Oz may appear great and powerful to the citizens of the Emerald City in the Land of Oz, but like this film he merely uses smoke and mirrors to fool those who gaze upon him.
Sam Raimi’s prequel to the classic 1939 film, The Wizard of Oz, begins in black and white and is displayed in a small square screen format.
Undoubtedly this is a little wink to the Wizard of Oz and to help us be more at ease with the introduction to our main character, Oz (James Franco).
We see his background and the chain of events which lead to his arrival in Oz.
Unfortunately this monochromatic, reduced picture is presented for far too long and doesn’t make for a good start.
Things improve slightly once Oz has arrived at his destination; this is only because we are given a full colour, full size picture and the real story begins.
The palette used is very strong and helps to present an almost psychedelic impression of the wonderful world in which the tale is set.
I’m sure that at the cinema and in 3D this would have looked incredible, but at home and on normal DVD, it didn’t.
As a result of this emphasis on effects, the main weapon in this film’s arsenal is rendered useless.
Without this I found that, for the first hour or so, the story was far too sludgy and slow.
I was constantly waiting for something to ignite what was potentially a massive firework of a film; only for it to take so long to light, that when it finally did, I was no more amazed than many other “rockets” that I’d seen before.

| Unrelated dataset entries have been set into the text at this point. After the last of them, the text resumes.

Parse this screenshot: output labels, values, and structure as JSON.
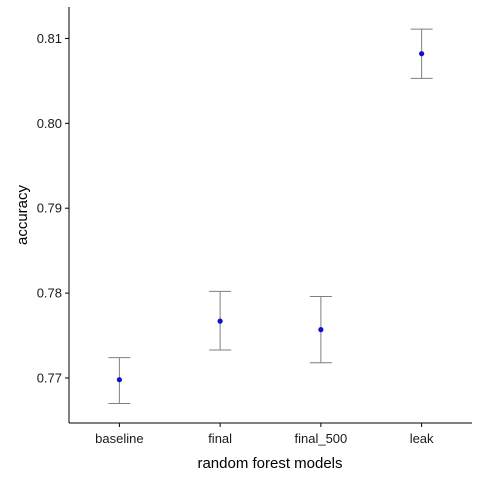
{
  "chart_data": {
    "type": "scatter",
    "title": "",
    "xlabel": "random forest models",
    "ylabel": "accuracy",
    "categories": [
      "baseline",
      "final",
      "final_500",
      "leak"
    ],
    "values": [
      0.7698,
      0.7767,
      0.7757,
      0.8082
    ],
    "error_low": [
      0.767,
      0.7733,
      0.7718,
      0.8053
    ],
    "error_high": [
      0.7724,
      0.7802,
      0.7796,
      0.8111
    ],
    "ylim": [
      0.7647,
      0.8137
    ],
    "yticks": [
      0.77,
      0.78,
      0.79,
      0.8,
      0.81
    ],
    "ytick_labels": [
      "0.77",
      "0.78",
      "0.79",
      "0.80",
      "0.81"
    ],
    "grid": false,
    "colors": {
      "point": "#1010c8",
      "errorbar": "#7f7f7f",
      "axis": "#000000"
    }
  }
}
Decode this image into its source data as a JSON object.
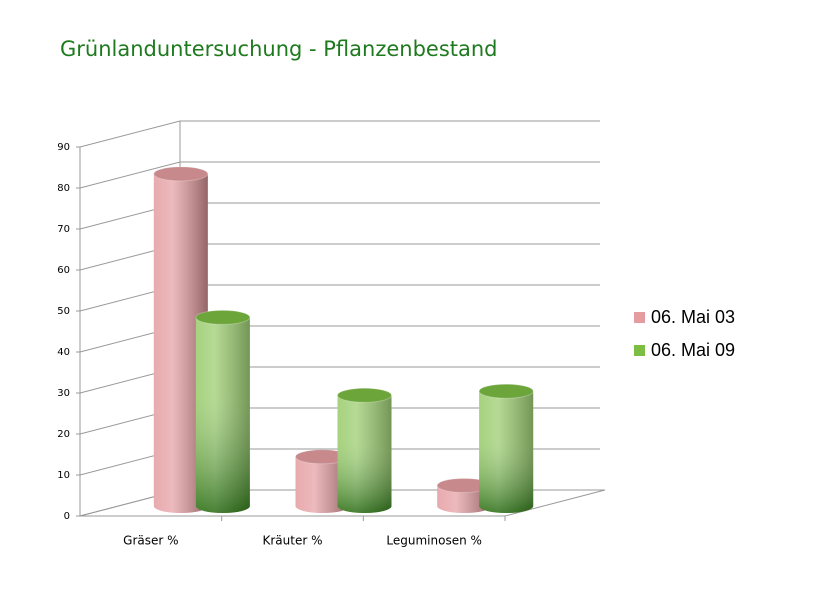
{
  "chart_data": {
    "type": "bar3d",
    "title": "Grünlanduntersuchung - Pflanzenbestand",
    "categories": [
      "Gräser %",
      "Kräuter %",
      "Leguminosen %"
    ],
    "series": [
      {
        "name": "06. Mai 03",
        "color": "#e49ca0",
        "values": [
          81,
          12,
          5
        ]
      },
      {
        "name": "06. Mai 09",
        "color": "#7cbd42",
        "values": [
          46,
          27,
          28
        ]
      }
    ],
    "ylim": [
      0,
      90
    ],
    "yticks": [
      0,
      10,
      20,
      30,
      40,
      50,
      60,
      70,
      80,
      90
    ],
    "grid": true,
    "legend": "right"
  }
}
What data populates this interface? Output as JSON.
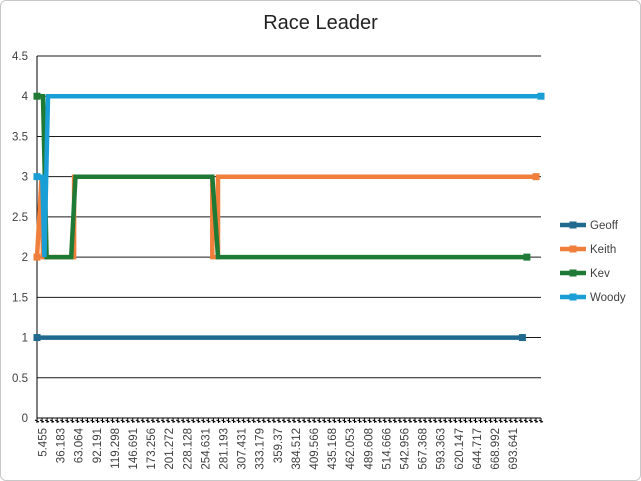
{
  "chart_data": {
    "type": "line",
    "title": "Race Leader",
    "xlabel": "",
    "ylabel": "",
    "ylim": [
      0,
      4.5
    ],
    "yticks": [
      "0",
      "0.5",
      "1",
      "1.5",
      "2",
      "2.5",
      "3",
      "3.5",
      "4",
      "4.5"
    ],
    "x_tick_labels": [
      "5.455",
      "36.183",
      "63.064",
      "92.191",
      "119.298",
      "146.691",
      "173.256",
      "201.272",
      "228.128",
      "254.631",
      "281.193",
      "307.431",
      "333.179",
      "359.37",
      "384.512",
      "409.566",
      "435.168",
      "462.053",
      "489.608",
      "514.666",
      "542.956",
      "567.368",
      "593.363",
      "620.147",
      "644.717",
      "668.992",
      "693.641"
    ],
    "grid": true,
    "legend_position": "right",
    "series": [
      {
        "name": "Geoff",
        "color": "#1F6A8E",
        "points": [
          [
            5.455,
            1
          ],
          [
            693.641,
            1
          ]
        ]
      },
      {
        "name": "Keith",
        "color": "#F07F3C",
        "points": [
          [
            5.455,
            2
          ],
          [
            12,
            3
          ],
          [
            14,
            2
          ],
          [
            58,
            2
          ],
          [
            58,
            3
          ],
          [
            254,
            3
          ],
          [
            254,
            2
          ],
          [
            262,
            2
          ],
          [
            262,
            3
          ],
          [
            713,
            3
          ]
        ]
      },
      {
        "name": "Kev",
        "color": "#1E7A35",
        "points": [
          [
            5.455,
            4
          ],
          [
            14,
            4
          ],
          [
            19,
            2
          ],
          [
            54,
            2
          ],
          [
            60,
            3
          ],
          [
            254,
            3
          ],
          [
            262,
            2
          ],
          [
            700,
            2
          ]
        ]
      },
      {
        "name": "Woody",
        "color": "#199FD6",
        "points": [
          [
            5.455,
            3
          ],
          [
            13,
            3
          ],
          [
            16,
            2
          ],
          [
            21,
            4
          ],
          [
            720,
            4
          ]
        ]
      }
    ]
  }
}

Franco didn’t seem to suit the role well; he failed to show me Oz had changed very much and seemed to struggle balancing the comedic and more serious elements of the character.
Rachel Weisz as Evanora was OK, but again fell short of fulfilling the character’s potential.
Michelle Williams (Glinda) was quite effective in her role, but neither of the two matched Mila Kunis as Theodora.
To be fair to Weisz and Williams, Kunis only stood apart because of her transition to a more famous witch created by author Frank L Baum.
The traits of the witch from The Wizard of Oz were plain to see and her mannerisms and voice were well executed.
I was left with no doubt as to her feelings towards Oz – the Great and Powerful, and her fellow witches.
One area in which the effects were very good was that of the characters of the china girl and Frank the monkey.
Both superbly animated, they were excellent accessories to the story.
Again though, this was good for the effects team but showed how poor the rest of the film was in comparison.
In 3D at the cinema I’m sure I’d have enjoyed this more, but only because of the effects.
Unfortunately though it is a prime example of why you cannot rely on big-screen cinema effects to assist a film in becoming a classic; when these eye-openers are lost at home, it has failed.
To put it simply, Oz is neither great nor powerful.